General Information
In order for TAMAL to run quickly, a considerable amount of pre-processing is conducted as part of building the TAMAL database. The updating process is computer-intensive, takes about a week, and is done quarterly.
First, curated reference sequence (RefSeq) gene data are compiled. For genes with multiple isoforms, the maximal 5’ to 3’ extent of each gene is computed. This creates the TAMAL gene table.
Important! Note that TAMAL is based on standard gene names per the approved HUGO nomenclature. Some genes may be known by different names in other areas of science. For example, the gene ”neural cell adhesion molecule 1” located on chromosome 11q23-q24 is known as NCAM1 and not NCAM or CD56.

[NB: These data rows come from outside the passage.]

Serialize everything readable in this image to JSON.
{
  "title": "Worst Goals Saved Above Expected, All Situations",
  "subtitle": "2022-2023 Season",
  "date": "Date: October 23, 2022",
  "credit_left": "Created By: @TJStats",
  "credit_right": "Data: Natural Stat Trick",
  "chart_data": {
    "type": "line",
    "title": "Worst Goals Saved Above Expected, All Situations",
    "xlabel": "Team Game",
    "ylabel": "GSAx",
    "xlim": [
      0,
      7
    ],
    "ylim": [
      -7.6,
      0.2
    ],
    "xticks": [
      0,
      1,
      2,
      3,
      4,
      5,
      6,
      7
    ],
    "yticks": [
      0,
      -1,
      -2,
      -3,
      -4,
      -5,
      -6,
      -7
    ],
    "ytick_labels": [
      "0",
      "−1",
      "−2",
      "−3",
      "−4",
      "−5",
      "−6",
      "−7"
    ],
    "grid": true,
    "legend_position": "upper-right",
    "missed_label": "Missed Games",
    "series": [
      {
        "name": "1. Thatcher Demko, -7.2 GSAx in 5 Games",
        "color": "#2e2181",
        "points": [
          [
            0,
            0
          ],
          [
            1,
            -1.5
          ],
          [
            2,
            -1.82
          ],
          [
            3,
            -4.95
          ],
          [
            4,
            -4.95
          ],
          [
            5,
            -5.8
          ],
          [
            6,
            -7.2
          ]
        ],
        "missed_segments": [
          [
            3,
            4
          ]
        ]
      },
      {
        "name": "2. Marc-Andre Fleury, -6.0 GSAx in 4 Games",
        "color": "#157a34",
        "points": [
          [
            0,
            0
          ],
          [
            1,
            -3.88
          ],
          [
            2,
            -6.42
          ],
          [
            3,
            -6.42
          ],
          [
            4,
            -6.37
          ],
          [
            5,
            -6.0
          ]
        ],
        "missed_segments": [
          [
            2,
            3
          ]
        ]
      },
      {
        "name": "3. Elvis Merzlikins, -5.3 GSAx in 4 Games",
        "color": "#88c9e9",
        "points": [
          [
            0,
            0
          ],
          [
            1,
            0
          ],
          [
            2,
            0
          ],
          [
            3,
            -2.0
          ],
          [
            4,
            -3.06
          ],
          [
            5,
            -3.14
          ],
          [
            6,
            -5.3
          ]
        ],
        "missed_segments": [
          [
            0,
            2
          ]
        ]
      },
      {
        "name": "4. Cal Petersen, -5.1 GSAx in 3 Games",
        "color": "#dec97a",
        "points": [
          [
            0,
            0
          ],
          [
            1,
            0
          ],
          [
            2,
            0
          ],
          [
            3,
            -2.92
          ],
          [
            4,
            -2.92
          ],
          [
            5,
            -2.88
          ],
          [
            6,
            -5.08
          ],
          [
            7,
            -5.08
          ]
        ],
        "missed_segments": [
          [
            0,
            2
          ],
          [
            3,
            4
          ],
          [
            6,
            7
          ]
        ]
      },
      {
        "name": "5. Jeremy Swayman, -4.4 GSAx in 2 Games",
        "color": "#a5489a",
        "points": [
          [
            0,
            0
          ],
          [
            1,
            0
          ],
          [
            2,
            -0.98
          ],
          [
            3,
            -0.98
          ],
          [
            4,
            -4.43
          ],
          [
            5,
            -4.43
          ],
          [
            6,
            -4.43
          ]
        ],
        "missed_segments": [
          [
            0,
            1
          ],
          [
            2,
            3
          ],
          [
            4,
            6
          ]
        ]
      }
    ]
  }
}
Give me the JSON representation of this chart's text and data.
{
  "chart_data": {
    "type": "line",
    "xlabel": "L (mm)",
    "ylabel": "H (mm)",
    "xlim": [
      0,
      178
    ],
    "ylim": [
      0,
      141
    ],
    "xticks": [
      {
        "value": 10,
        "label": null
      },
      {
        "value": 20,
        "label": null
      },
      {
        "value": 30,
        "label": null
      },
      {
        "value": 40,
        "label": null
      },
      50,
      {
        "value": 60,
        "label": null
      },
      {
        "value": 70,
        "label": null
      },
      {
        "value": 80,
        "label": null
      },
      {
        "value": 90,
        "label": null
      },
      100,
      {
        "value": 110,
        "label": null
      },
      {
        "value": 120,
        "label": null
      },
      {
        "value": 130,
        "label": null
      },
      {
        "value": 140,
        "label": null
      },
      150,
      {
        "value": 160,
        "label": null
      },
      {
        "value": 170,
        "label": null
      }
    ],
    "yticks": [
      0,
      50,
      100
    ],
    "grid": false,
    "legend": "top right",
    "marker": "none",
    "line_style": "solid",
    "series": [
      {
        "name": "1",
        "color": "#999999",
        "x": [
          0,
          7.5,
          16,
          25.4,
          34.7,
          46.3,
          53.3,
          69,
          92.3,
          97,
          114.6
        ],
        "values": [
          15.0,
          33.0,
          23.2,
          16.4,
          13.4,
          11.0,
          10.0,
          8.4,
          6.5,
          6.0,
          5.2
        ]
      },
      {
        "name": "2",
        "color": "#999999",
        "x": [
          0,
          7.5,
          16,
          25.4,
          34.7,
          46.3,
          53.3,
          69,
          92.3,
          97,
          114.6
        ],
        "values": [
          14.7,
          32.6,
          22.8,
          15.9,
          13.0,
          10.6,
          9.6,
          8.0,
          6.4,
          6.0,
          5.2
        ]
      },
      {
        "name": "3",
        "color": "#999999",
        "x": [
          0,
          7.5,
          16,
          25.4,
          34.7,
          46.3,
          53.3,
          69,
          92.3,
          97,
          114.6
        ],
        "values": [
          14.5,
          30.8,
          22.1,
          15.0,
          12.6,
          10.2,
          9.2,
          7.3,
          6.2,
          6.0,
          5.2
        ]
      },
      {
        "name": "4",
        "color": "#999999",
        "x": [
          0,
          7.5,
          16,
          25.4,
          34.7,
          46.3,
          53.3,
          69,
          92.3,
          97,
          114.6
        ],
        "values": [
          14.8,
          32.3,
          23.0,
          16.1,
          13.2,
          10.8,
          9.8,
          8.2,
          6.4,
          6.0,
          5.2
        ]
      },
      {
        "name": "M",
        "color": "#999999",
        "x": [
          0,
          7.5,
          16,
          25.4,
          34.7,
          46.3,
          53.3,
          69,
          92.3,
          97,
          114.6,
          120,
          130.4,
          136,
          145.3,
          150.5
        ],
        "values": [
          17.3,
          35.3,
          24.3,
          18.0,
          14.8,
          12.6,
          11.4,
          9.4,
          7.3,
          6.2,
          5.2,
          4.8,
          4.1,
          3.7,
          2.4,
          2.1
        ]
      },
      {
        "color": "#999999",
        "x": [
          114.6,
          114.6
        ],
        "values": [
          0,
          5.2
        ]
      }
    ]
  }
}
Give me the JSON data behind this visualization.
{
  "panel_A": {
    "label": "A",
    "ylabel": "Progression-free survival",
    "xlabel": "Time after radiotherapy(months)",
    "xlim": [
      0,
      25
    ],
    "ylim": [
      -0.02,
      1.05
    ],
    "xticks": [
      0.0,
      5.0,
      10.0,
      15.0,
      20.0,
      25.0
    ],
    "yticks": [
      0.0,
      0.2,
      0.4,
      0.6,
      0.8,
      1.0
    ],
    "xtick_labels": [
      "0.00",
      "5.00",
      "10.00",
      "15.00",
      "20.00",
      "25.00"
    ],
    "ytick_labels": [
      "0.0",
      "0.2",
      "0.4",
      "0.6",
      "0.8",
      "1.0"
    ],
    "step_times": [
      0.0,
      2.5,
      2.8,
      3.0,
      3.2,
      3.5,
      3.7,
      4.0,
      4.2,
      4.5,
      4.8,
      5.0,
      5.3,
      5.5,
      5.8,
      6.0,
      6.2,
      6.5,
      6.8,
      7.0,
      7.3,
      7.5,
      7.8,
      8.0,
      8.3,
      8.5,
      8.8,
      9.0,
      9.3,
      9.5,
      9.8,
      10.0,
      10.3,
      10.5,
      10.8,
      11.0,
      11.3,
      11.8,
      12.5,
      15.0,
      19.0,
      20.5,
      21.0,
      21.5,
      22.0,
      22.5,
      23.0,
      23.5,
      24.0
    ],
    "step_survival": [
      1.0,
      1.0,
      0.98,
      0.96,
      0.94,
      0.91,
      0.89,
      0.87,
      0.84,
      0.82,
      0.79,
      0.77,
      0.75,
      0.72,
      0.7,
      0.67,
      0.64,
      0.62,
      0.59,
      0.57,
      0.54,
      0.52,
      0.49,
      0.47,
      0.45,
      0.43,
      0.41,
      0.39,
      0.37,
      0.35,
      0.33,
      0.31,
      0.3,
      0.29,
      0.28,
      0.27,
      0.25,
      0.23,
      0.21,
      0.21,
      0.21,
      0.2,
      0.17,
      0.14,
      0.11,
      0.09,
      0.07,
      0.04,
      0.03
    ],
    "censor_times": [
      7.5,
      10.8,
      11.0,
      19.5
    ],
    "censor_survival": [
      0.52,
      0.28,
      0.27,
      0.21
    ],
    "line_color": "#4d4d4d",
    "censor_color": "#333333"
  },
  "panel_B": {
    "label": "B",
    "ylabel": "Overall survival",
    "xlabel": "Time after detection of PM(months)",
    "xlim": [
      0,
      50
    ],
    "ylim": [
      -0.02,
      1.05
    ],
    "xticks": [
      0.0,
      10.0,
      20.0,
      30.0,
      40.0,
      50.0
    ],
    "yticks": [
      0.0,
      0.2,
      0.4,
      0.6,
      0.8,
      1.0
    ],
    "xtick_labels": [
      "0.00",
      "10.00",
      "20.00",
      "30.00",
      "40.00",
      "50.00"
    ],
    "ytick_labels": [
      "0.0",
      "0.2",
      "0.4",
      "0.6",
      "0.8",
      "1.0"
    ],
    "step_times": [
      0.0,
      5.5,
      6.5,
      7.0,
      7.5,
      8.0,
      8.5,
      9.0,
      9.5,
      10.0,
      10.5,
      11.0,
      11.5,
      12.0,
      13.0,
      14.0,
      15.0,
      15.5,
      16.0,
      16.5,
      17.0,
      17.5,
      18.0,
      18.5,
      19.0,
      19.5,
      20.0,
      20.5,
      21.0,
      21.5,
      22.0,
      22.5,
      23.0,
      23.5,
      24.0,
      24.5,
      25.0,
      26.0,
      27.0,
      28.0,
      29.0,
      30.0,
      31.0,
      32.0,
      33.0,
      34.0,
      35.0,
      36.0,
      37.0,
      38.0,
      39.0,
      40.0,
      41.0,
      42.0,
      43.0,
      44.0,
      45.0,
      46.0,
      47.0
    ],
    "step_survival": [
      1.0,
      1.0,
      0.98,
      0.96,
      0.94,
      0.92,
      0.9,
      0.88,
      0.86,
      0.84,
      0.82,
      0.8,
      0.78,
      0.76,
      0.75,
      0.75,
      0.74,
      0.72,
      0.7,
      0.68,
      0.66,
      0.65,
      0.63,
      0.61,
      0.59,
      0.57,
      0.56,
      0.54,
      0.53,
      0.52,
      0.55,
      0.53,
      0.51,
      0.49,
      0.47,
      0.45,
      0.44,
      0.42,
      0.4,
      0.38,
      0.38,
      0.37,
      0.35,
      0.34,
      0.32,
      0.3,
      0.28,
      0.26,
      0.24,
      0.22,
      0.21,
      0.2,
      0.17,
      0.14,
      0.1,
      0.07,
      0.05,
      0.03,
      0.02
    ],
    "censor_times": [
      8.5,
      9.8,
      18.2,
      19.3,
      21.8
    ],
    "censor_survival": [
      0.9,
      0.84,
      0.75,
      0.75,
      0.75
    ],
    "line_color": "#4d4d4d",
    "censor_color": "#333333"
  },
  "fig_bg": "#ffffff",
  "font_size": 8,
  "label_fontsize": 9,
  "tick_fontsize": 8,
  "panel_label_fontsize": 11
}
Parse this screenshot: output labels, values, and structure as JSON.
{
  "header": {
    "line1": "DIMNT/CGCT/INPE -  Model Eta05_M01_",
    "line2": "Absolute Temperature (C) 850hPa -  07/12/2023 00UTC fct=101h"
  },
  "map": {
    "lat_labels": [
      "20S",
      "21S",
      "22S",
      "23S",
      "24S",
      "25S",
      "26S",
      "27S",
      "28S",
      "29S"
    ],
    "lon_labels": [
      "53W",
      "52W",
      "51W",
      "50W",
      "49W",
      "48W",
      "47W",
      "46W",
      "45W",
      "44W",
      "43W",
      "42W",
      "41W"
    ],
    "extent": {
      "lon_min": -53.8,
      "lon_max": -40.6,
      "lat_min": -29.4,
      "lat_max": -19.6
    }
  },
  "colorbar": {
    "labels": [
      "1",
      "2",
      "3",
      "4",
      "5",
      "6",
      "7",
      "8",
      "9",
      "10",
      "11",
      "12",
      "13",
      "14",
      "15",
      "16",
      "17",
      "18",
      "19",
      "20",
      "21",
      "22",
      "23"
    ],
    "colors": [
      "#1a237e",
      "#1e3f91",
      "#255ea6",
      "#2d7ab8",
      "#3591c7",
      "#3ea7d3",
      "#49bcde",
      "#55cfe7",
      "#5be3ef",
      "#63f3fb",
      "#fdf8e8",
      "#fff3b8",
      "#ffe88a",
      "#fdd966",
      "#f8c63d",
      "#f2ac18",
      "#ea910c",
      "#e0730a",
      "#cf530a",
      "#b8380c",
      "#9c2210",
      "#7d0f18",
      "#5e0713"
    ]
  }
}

Second, SNPs are collected and/or updated from dbSNP, HapMap, Perlegen, and Affymetrix along with minor allele frequencies (MAFs) in samples of African, Asian, and European ancestries. SNPs with no evidence of variation in any population are removed. SNPs that map to multiple locations, random/unknown chromosomes, and multiple SNPs at the same genomic location are filtered out.
Third, TAMAL annotates the SNPs. This is done in multiple ways. There are three main categories of annotation.
- Tag SNPs. TAMAL provides tSNPs for the three major continental ancestries (Africa, East Asia, and Europe) based on TAGGER, Gabriel, and Perlegen methods. The first two are computed by running all HapMap data through HaploView on a 32 node cluster farm courtesy of the UNC Renaissance Computing Institute. The third was computed by Perlegen. In addition, Mike Weale has written routines efficiently to interface TAMAL with TagIT.
- Coding SNPs. TAMAL notes SNPs that lead to non-synonymous or synonymous amino acid changes (from dbSNP annotation) augmented with in silico prediction of functionality from LS-SNP along with SNPs that alter an intronic splice site (dbSNP).
- SNPs in predicted genomic features. TAMAL flags SNPs in predicted promoters (in silico prediction but with biological validation), in regions of predicted regulatory potential, in predicted transfactor binding sites, highly conserved regions (conservation scores =99th percentile genomewide for a human-chimp-rat-mouse-chicken alignment), and conserved 3’ UTR predicted miRNA target sites.
Fourth, all these data are merged to create the TAMAL SNP table. The entire database can be downloaded (
tamal.zip, 88 mb).
When you enter a gene or list of genes, TAMAL looks it up in the gene table to get the genomic location. It then queries the TAMAL SNP table, applies the filters you choose, and displays the results.